Deadline: February 3, 2017

All topics will be considered for roundtables, but we encourage proposals that develop the theme of the conference. Unlike panels, which generally feature a sequence of 15-20 minute talks followed by discussion, roundtables gather a group of participants around a shared concern in order to generate discussion among the participants and with the audience. To this end, instead of delivering full-length papers, participants are asked to deliver short position statements in response to questions distributed in advance by the organizer or to take turns responding to prompts from the moderator. The bulk of the session should be devoted to discussion. No paper titles are listed in the program, only the names of participants. Please bear in mind these guidelines:

Roundtables may feature as many as 6 speakers. We particularly welcome roundtables featuring participants from multiple disciplines, and we discourage roundtables on single authors. Roundtables composed entirely of participants from a single department at a single institution are not likely to be accepted. Graduate students are welcome as speakers, but roundtables composed entirely of graduate students are less likely to be accepted than those that include postdoctoral presenters together with graduate students.

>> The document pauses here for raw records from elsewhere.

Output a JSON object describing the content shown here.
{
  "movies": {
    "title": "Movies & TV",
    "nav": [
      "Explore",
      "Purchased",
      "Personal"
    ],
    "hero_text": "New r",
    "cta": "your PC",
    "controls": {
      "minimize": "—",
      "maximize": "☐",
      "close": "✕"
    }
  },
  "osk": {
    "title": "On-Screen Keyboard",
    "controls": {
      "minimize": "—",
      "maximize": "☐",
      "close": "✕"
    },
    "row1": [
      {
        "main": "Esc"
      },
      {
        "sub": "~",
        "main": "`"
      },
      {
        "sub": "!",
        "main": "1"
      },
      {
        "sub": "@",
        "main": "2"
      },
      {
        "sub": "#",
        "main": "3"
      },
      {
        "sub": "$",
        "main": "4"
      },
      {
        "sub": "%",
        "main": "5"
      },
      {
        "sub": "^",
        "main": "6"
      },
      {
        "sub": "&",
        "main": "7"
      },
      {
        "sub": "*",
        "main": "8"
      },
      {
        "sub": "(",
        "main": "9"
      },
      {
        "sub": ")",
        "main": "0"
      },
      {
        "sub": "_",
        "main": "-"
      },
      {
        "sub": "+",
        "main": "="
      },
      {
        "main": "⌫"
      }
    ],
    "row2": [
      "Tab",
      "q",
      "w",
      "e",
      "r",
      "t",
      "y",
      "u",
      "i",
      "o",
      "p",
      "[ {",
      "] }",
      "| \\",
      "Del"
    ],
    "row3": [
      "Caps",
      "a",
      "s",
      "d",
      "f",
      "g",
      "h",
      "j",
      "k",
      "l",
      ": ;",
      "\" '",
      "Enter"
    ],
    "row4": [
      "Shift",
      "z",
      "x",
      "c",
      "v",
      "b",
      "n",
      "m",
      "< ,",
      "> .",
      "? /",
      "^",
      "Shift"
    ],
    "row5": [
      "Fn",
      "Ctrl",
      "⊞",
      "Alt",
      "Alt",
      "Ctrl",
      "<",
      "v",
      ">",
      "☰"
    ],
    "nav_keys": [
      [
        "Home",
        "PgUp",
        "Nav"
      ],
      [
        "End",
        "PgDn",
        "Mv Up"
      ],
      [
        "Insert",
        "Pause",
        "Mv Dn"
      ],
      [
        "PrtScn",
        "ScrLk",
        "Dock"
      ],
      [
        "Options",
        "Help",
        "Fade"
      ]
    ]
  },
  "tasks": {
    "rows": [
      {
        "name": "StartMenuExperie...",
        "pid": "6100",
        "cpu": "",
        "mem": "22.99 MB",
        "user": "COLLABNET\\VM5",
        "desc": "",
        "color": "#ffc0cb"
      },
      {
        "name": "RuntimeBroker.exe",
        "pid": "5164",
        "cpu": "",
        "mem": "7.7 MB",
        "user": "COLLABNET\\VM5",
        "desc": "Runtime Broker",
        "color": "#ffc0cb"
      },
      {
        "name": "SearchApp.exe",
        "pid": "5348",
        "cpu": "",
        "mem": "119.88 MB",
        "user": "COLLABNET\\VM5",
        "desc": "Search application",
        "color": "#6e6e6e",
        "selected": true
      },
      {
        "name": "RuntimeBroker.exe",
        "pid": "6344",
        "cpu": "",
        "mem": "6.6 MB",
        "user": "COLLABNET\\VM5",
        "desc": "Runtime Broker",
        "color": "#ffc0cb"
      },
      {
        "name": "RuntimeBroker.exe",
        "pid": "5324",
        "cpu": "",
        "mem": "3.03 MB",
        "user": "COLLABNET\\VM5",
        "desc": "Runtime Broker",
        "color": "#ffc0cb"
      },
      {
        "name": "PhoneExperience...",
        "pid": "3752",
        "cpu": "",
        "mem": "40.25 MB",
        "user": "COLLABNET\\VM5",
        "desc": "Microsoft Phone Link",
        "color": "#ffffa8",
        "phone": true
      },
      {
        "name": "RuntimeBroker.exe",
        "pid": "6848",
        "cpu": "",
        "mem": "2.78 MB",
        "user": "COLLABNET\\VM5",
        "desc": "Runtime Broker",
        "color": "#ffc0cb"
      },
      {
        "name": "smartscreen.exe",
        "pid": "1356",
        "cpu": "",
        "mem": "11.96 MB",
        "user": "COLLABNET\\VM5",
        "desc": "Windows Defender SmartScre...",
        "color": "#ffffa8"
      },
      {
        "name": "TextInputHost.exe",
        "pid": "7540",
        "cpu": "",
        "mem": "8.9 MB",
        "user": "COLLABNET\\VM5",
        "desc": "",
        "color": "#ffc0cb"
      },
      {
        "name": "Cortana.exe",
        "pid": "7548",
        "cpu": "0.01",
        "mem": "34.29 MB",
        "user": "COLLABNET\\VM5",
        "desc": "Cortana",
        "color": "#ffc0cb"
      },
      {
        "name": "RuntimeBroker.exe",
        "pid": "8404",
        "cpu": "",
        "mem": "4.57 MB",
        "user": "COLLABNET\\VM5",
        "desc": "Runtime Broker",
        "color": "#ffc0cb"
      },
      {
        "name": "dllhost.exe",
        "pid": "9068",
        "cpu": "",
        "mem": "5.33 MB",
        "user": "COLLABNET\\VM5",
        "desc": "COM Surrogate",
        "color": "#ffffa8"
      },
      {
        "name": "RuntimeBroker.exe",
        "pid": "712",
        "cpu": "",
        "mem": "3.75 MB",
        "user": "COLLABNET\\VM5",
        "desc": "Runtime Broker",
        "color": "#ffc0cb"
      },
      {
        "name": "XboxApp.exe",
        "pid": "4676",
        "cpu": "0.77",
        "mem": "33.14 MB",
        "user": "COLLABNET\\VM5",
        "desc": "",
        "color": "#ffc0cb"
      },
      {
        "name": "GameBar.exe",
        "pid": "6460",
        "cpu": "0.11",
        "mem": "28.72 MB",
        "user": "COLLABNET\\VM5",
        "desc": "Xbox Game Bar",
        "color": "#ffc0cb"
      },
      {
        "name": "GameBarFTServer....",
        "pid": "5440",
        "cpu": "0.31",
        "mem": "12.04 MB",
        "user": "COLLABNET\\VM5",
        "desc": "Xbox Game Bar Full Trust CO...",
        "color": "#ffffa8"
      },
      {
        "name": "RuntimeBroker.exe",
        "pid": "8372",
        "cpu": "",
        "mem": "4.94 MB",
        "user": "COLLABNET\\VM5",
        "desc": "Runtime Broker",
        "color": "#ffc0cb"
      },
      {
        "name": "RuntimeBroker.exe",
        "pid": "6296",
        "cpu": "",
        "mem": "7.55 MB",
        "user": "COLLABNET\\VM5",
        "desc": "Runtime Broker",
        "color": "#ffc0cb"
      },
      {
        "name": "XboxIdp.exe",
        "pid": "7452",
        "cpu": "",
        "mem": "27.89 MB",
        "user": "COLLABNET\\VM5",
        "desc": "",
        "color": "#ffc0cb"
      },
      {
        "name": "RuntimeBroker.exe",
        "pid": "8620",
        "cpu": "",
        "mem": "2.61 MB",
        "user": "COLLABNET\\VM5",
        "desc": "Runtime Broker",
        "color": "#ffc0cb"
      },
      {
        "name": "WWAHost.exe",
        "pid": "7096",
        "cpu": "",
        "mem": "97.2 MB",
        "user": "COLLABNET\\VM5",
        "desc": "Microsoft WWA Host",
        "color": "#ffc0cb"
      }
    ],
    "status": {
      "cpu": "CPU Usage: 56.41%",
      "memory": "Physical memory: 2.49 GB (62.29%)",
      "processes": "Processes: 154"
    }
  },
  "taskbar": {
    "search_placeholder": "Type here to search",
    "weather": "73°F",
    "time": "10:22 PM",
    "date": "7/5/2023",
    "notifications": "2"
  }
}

Deadline: February 3, 2017

Reflecting the growing role of the digital humanities in modernist studies and the proliferation of work that does not lend itself to presentation in the form of a scholarly paper, we invite proposals that provide a short overview (including web links) of 1) the nature, design, and purpose of a digital project; 2) how the project advances modernist studies; and 3) how the presenters would want to exhibit and explain the project at the conference. Be sure to list all participants and institutions involved in the project, and specify who among these would attend the conference.

Proposal Information Guide
The following information is required for each speaker, panelist, session organizer, and poster/digital exhibit participant


Paper Title (This is only required for a panel proposal. Roundtable speakers need not have a paper title.)

Institutional Affiliation (if any)


Position or Title

Phone Number

E-mail Address

Brief Scholarly Biography

The following information is required to submit a panel or roundtable proposal for MSA Amsterdam.

Session Title

Maximum 500-word abstract for the panel or roundtable

The following information is required to submit a poster/digital exhibit proposal for MSA Amsterdam.

a 500 word abstract that addresses the following:

  *   the nature, design, and purpose of the project (including web links).
  *   how the project advances modernist studies.
  *   how presenters would want to exhibit and explain the project at the conference.